Eine tiefe Trauer senkte sich über das Volk. Die Blumen, die es für das Fest gepflückt hatte, waren längst verwelkt. Nun wurden auch die Kleider wieder in die Schränke verschlossen, der Schmuck in Kästen getan und fortgestellt. Der große Tag war vorübergegangen, der Tempel aber stand ungeweiht auf der Höhe des Berges. 76 Die Leute empfanden eine Scheu vor dem Bauwerk und vermieden es endlich gar, ihm mit Augen zu begegnen. An einem Abend im Sommer sah das Volk von Henna die Kaiserin die Straße zum Heiligen Berg entlanggehen. Die hohe Frau trug ein Bund Lilien in den Armen und nickte allen Leuten, die ihr begegneten, zu, als wollte sie sagen: Kommt und folgt mir! Männer und Frauen ließen ihre Arbeit ruhen. Wie sie gingen und standen, machten sie sich auf den Weg, und da sie sahen, daß die Kaiserin Blumen in den Händen trug, wollten sie ein gleiches tun. Sie kauften und nahmen sich, was sie bekommen konnten, Nelken und Margueriten, Lilien, Glockenblumen, Knabenkraut und Arnika.

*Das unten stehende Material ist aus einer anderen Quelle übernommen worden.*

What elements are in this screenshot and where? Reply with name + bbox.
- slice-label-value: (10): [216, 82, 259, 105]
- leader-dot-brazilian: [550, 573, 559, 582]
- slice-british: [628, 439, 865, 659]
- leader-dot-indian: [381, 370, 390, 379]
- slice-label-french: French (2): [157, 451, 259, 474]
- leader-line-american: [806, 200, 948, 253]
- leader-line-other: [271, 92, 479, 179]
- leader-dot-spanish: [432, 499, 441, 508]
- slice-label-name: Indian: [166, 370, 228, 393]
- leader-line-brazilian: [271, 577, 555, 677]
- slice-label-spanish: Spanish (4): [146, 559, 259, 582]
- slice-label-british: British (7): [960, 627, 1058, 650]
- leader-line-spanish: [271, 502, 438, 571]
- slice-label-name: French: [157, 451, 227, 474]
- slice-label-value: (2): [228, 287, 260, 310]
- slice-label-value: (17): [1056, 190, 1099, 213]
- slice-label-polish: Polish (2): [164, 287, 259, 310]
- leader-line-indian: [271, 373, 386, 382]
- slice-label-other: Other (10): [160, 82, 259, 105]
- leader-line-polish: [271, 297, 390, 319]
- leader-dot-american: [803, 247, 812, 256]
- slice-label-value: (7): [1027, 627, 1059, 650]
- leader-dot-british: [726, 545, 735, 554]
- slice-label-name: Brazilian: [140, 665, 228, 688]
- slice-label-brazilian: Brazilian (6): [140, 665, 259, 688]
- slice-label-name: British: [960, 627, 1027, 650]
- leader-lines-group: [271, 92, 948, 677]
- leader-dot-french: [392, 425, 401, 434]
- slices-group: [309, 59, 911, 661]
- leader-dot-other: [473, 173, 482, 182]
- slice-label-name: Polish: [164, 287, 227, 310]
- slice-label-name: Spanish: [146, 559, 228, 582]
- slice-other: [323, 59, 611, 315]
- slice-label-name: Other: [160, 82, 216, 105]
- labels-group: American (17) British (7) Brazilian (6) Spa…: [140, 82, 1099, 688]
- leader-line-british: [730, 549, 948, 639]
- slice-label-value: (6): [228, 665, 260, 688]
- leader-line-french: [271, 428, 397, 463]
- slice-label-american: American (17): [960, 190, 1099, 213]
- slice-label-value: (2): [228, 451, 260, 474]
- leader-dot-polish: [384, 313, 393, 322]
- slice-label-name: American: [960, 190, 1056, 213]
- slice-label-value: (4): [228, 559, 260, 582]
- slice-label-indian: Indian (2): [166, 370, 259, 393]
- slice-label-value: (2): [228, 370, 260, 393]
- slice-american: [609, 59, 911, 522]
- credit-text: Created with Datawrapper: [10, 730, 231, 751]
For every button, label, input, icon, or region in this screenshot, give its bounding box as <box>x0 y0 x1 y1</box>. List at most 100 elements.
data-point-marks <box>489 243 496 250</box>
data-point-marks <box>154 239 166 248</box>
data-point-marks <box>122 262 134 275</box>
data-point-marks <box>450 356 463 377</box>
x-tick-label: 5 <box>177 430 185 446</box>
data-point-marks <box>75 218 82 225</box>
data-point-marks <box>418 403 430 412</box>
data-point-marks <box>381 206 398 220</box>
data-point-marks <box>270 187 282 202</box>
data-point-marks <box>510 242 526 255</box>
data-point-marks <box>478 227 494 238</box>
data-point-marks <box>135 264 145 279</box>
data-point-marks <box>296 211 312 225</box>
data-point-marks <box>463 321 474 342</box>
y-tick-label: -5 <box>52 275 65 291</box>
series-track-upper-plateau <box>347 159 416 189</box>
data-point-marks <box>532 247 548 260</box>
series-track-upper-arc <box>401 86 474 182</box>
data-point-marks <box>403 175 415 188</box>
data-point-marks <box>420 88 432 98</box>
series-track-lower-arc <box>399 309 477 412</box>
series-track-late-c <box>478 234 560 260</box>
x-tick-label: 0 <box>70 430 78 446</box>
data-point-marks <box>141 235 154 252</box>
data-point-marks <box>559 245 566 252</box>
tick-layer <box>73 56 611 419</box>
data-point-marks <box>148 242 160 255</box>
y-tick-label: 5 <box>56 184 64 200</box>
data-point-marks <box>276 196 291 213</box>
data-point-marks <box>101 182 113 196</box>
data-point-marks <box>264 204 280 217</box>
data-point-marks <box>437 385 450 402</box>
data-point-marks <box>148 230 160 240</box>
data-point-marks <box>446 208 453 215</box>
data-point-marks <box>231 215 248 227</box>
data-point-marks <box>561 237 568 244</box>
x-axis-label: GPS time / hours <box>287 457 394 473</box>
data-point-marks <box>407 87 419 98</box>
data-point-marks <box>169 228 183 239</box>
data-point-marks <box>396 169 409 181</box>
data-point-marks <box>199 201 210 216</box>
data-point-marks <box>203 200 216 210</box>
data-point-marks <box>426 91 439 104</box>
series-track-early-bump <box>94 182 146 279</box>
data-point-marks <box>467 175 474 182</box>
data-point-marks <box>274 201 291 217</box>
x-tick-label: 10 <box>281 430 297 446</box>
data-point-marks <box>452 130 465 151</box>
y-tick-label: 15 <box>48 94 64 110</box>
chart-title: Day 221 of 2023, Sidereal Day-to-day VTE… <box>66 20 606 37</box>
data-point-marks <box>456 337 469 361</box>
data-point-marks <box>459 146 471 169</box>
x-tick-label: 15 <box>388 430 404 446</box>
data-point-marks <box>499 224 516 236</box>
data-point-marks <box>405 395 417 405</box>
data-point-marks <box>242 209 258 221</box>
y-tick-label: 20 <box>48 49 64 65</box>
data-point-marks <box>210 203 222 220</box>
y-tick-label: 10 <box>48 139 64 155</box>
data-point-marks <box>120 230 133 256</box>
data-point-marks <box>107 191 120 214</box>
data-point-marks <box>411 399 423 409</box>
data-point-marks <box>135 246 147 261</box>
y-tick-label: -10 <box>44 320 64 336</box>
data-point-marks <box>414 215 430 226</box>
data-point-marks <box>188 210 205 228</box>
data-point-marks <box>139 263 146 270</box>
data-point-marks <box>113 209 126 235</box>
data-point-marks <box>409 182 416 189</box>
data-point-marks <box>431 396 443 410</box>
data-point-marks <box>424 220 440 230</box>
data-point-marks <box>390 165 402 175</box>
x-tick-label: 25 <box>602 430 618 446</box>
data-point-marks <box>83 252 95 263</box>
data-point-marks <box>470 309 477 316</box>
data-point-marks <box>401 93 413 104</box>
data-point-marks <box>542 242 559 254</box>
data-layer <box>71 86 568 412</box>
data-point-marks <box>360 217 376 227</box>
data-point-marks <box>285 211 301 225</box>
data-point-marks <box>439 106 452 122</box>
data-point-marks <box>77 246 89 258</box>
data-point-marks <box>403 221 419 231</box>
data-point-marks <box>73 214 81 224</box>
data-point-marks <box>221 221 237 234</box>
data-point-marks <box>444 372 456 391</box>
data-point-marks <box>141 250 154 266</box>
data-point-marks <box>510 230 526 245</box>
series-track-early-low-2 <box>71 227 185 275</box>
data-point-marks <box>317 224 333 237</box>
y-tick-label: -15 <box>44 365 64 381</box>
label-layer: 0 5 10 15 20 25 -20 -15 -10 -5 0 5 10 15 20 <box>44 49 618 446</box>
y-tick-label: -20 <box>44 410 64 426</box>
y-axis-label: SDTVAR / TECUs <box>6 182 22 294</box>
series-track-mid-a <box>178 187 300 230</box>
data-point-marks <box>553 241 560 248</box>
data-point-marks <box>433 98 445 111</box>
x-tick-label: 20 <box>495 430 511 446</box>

Die Sonne stand schon tief am Himmel, und die wandernden Menschen warfen lange Schatten über die Straße. Der Berg lag im Abendnebel, doch das Gemäuer des Tempels durchstrahlte den Dunst, der es wie ein Schleier umgab, und offenbarte vor aller Augen den wunderbaren Glanz, der ihm innewohnte. Die Leute eilten wie von einem brennenden Verlangen getrieben, sie kamen dem Berge immer näher, der Dunst schien sich zu lichten, bald konnten sie das Gewirre seiner Felsen unterscheiden und seine Wasser rauschen hören. Auf den Feldern zur Seite weideten Schafe, ihre Hufe traten weich in den erwärmten Boden, der Hirt saß an die Mauer einer verfallenen Hütte gelehnt und blies auf der Flöte, die Melodie begleitete die Menschen ein Stück Weges, dann blieb sie zurück und es ertönte das Lied eines Mädchens, das an einem Brunnen stand und Wasser schöpfte. Bald klang das Geklapper von vielen hundert Schuhen über die Stufen, die zur Höhe emporführten. Es waren dort schon viele Männer und Frauen versammelt, und immer noch traten neue hinzu. Als sie sich umblickten, sahen sie den Kanzler, den 77 Feldmarschall und die Großen von Henna bei der Pforte zum Tempel stehen. Das Gesumm von zahllosen Stimmen lag in der Luft. Da trat die Kaiserin aus dem Innern des Bauwerkes. Es wurde still im Umkreis. Die hohe Frau stand unbeweglich unter den Säulen, hob die Hand über die Augen und sah hinaus auf das Meer, das sich jenseits des Landes und jenseits der Stadt weit und hell bis an den Rand des Himmels dehnte. Der Kanzler senkte den Kopf, dann aber wandte er sich um und folgte dem Blick der Kaiserin, alle Menschen, die auf dem Berge versammelt waren, taten das gleiche, ein Wind wehte vom Lande herüber, die See bewegte sich in einem dunklen Schimmer, es war, als liefe ein Schatten über ihre Fläche, dann lag sie wieder ruhig im Abendlicht. Niemand sprach ein Wort. Die hohe Frau ließ endlich den Arm sinken und ging durch die Reihen des Volkes fort. Die Leute von Henna traten in den Tempel und legten ihre Blumen auf dem Boden nieder. An diesem Tage, so sagten sie später, sei das Bauwerk auf dem Heiligen Berge geweiht worden, und sein Meister habe in der hohen Stunde nicht unter ihnen gefehlt.